The animals are described as “iconic symbols of America’s western heritage.”

Adoption fees will start at $125, as set by law.

The age requirement to adopt an animal is 18. Buyers must have no animal abuse on their records as well as room for the animal to dwell.

Buyers’ records will be checked at the time of adoption.

At least 400 square feet of corral space is required per animal as well as a 6-foot corral fence for adult horses and a 5-foot fence for yearlings. Animals must also have access to food, water and shelter.

Buyers must load animals in covered stock-type trailers with swing gates and sturdy walls and floors, according to the news release.

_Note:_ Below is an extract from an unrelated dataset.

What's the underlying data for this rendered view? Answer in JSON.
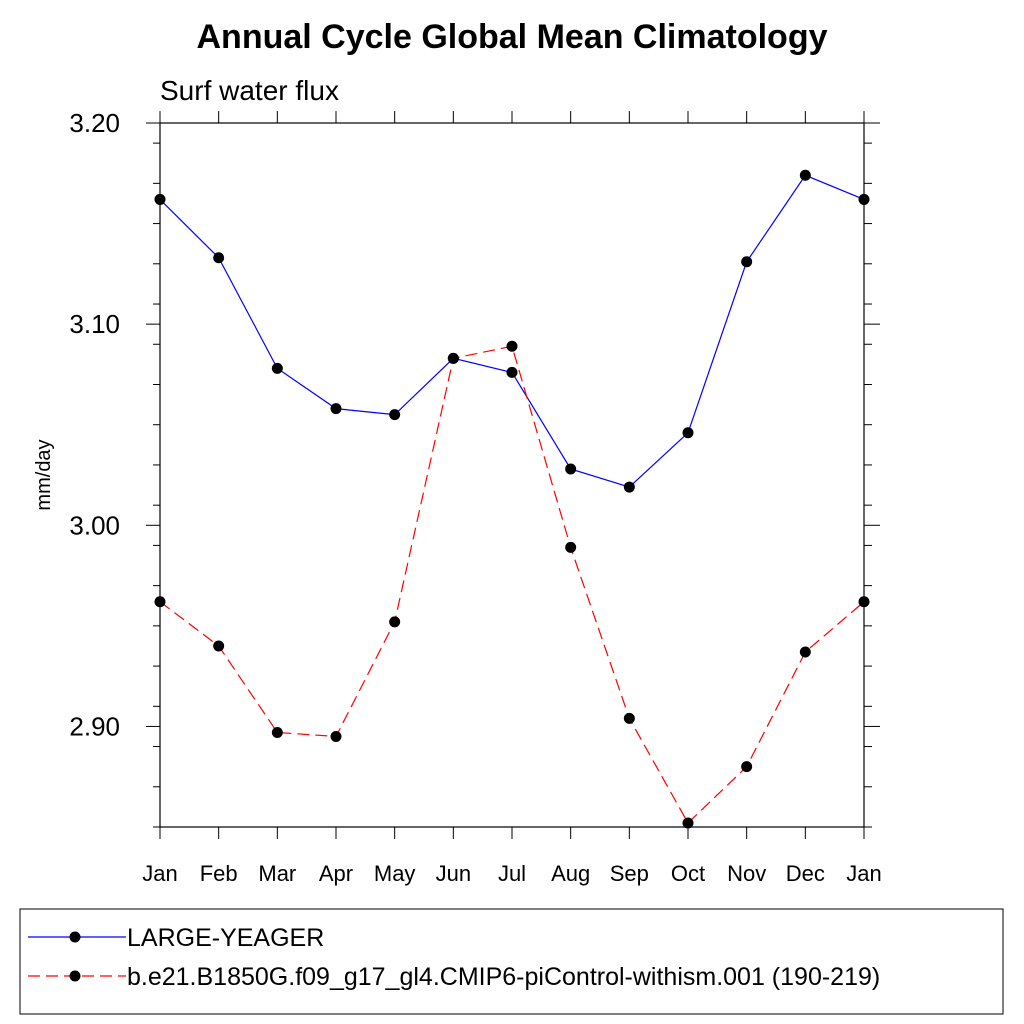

People who adopt horses at least 4 years of age will receive a one-time care-and-feeding allowance of $500 from the bureau after one year upon receiving official ownership titles.

The news release states that no younger horses, burros and trained animals are eligible for the allowance.

Adoptions will be from 2-6 p.m. today, 8 a.m.-6 p.m. Friday and 8 a.m.-noon Saturday. Animals are available on a first-come, first-served basis.

Bureau staff will be available at the site to help with loading, questions and applications. The fairgrounds are located at the northeast corner of Broadway and U.S. 87.

For more information, call (866) 468-7826 or visit http://www.blm.gov/nm/oklahoma.

Adopted wild burro, Wikipedia image

A formerly wild burro after adoption. 2005 photo from Wikipedia

By the way, you’re qualified to participate in discussions here, right?  I mean, you do know the difference between a burro and a burrow, don’t you?